After the gas station had the ATM for approximately twelve months, the marketing company stopped making payments to the gas station. Therefore, the gas station stopped paying its lease because it could not afford to make the lease payments without the marketing company’s payments. This resulted in the leasing company bringing suit against the gas station to recover the balance due under the lease.

After a bench trial, the lower court found the gas station liable under the lease, but it also found that the leasing company had not complied with its duty to mitigate. According to the lower court, the leasing company essentially had a duty to repurchase the ATM from the gas station, knowing the gas station could not make payments without first receiving payments from the marketing company. In addition, no effort was made to find someone else to take the machine. When the gas station notified the leasing company and said “take the machine, I can’t pay you,” the company should have acted immediately to mitigate its damages and to reclaim the machine.

The Appellate Division affirmed the lower court’s holding that the leasing company had a duty to mitigate.

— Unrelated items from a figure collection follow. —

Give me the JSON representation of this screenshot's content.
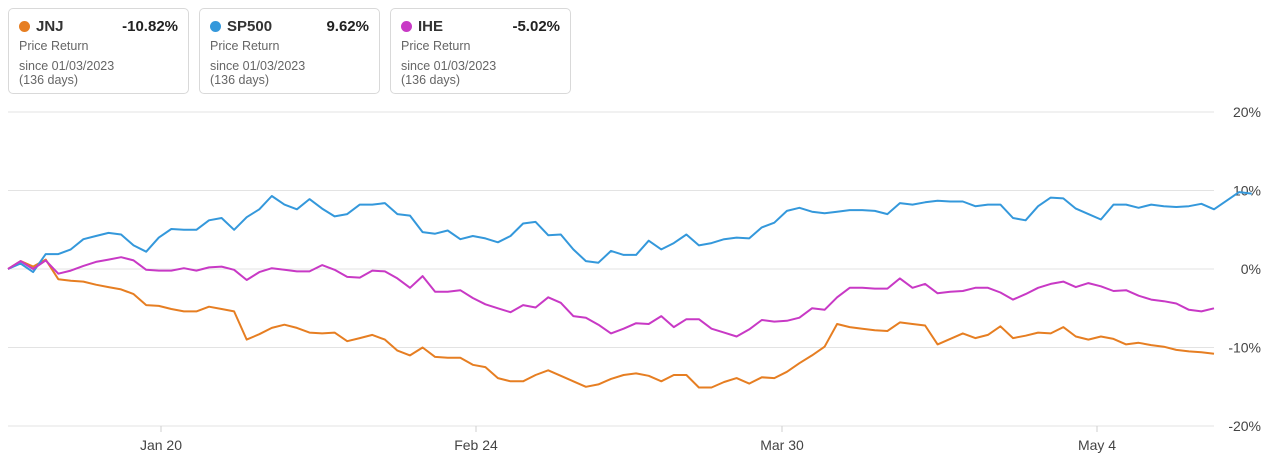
{
  "cards": [
    {
      "ticker": "JNJ",
      "value": "-10.82%",
      "label": "Price Return",
      "since": "since 01/03/2023",
      "days": "(136 days)",
      "color": "#E67E22"
    },
    {
      "ticker": "SP500",
      "value": "9.62%",
      "label": "Price Return",
      "since": "since 01/03/2023",
      "days": "(136 days)",
      "color": "#3498DB"
    },
    {
      "ticker": "IHE",
      "value": "-5.02%",
      "label": "Price Return",
      "since": "since 01/03/2023",
      "days": "(136 days)",
      "color": "#C839C5"
    }
  ],
  "chart_data": {
    "type": "line",
    "title": "",
    "xlabel": "",
    "ylabel": "",
    "x_ticks": [
      "Jan 20",
      "Feb 24",
      "Mar 30",
      "May 4"
    ],
    "y_ticks": [
      "20%",
      "10%",
      "0%",
      "-10%",
      "-20%"
    ],
    "ylim": [
      -20,
      20
    ],
    "grid": true,
    "x_start": "2023-01-03",
    "series": [
      {
        "name": "JNJ",
        "color": "#E67E22",
        "values": [
          0,
          1.0,
          0.3,
          1.2,
          -1.3,
          -1.5,
          -1.6,
          -2.0,
          -2.3,
          -2.6,
          -3.2,
          -4.6,
          -4.7,
          -5.1,
          -5.4,
          -5.4,
          -4.8,
          -5.1,
          -5.4,
          -9.0,
          -8.3,
          -7.5,
          -7.1,
          -7.5,
          -8.1,
          -8.2,
          -8.1,
          -9.2,
          -8.8,
          -8.4,
          -9.0,
          -10.4,
          -11.0,
          -10.0,
          -11.2,
          -11.3,
          -11.3,
          -12.2,
          -12.5,
          -13.9,
          -14.3,
          -14.3,
          -13.5,
          -12.9,
          -13.6,
          -14.3,
          -15.0,
          -14.7,
          -14.0,
          -13.5,
          -13.3,
          -13.6,
          -14.3,
          -13.5,
          -13.5,
          -15.1,
          -15.1,
          -14.4,
          -13.9,
          -14.6,
          -13.8,
          -13.9,
          -13.1,
          -12.0,
          -11.0,
          -9.9,
          -7.0,
          -7.4,
          -7.6,
          -7.8,
          -7.9,
          -6.8,
          -7.0,
          -7.2,
          -9.6,
          -8.9,
          -8.2,
          -8.8,
          -8.4,
          -7.3,
          -8.8,
          -8.5,
          -8.1,
          -8.2,
          -7.4,
          -8.6,
          -9.0,
          -8.6,
          -8.9,
          -9.6,
          -9.4,
          -9.7,
          -9.9,
          -10.3,
          -10.5,
          -10.6,
          -10.8
        ]
      },
      {
        "name": "SP500",
        "color": "#3498DB",
        "values": [
          0,
          0.7,
          -0.4,
          1.9,
          1.9,
          2.5,
          3.8,
          4.2,
          4.6,
          4.4,
          3.0,
          2.2,
          4.0,
          5.1,
          5.0,
          5.0,
          6.2,
          6.5,
          5.0,
          6.6,
          7.6,
          9.3,
          8.2,
          7.6,
          8.9,
          7.7,
          6.7,
          7.0,
          8.2,
          8.2,
          8.4,
          7.0,
          6.8,
          4.7,
          4.5,
          4.9,
          3.8,
          4.2,
          3.9,
          3.4,
          4.2,
          5.8,
          6.0,
          4.3,
          4.4,
          2.5,
          1.0,
          0.8,
          2.3,
          1.8,
          1.8,
          3.6,
          2.5,
          3.3,
          4.4,
          3.0,
          3.3,
          3.8,
          4.0,
          3.9,
          5.3,
          5.9,
          7.4,
          7.8,
          7.3,
          7.1,
          7.3,
          7.5,
          7.5,
          7.4,
          7.0,
          8.4,
          8.2,
          8.5,
          8.7,
          8.6,
          8.6,
          8.0,
          8.2,
          8.2,
          6.5,
          6.2,
          8.0,
          9.1,
          9.0,
          7.7,
          7.0,
          6.3,
          8.2,
          8.2,
          7.8,
          8.2,
          8.0,
          7.9,
          8.0,
          8.3,
          7.6,
          8.7,
          9.8,
          9.6
        ]
      },
      {
        "name": "IHE",
        "color": "#C839C5",
        "values": [
          0,
          1.0,
          0.0,
          1.1,
          -0.6,
          -0.2,
          0.4,
          0.9,
          1.2,
          1.5,
          1.1,
          -0.1,
          -0.2,
          -0.2,
          0.1,
          -0.2,
          0.2,
          0.3,
          -0.1,
          -1.4,
          -0.4,
          0.1,
          -0.1,
          -0.3,
          -0.3,
          0.5,
          -0.1,
          -1.0,
          -1.1,
          -0.2,
          -0.3,
          -1.2,
          -2.4,
          -0.9,
          -2.9,
          -2.9,
          -2.7,
          -3.7,
          -4.5,
          -5.0,
          -5.5,
          -4.6,
          -4.9,
          -3.6,
          -4.3,
          -6.0,
          -6.2,
          -7.1,
          -8.2,
          -7.6,
          -6.9,
          -7.0,
          -6.0,
          -7.4,
          -6.4,
          -6.4,
          -7.6,
          -8.1,
          -8.6,
          -7.7,
          -6.5,
          -6.7,
          -6.6,
          -6.2,
          -5.0,
          -5.2,
          -3.6,
          -2.4,
          -2.4,
          -2.5,
          -2.5,
          -1.2,
          -2.4,
          -1.9,
          -3.1,
          -2.9,
          -2.8,
          -2.4,
          -2.4,
          -3.0,
          -3.9,
          -3.2,
          -2.4,
          -1.9,
          -1.6,
          -2.3,
          -1.8,
          -2.2,
          -2.8,
          -2.7,
          -3.4,
          -3.9,
          -4.1,
          -4.4,
          -5.2,
          -5.4,
          -5.0
        ]
      }
    ]
  }
}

It also upheld the way the lower court determined how much the gas station owed. The lower court looked at the repurchase agreement between the leasing and marketing companies, which set forth what the marketing company would have had to pay if there was a default. That agreement provided that if the gas station defaulted during the second year of the lease, the marketing company would repurchase the equipment for ninety percent of its original cost. Under this analysis, each court ruled that the gas station was liable for only ten percent of the value of the machine.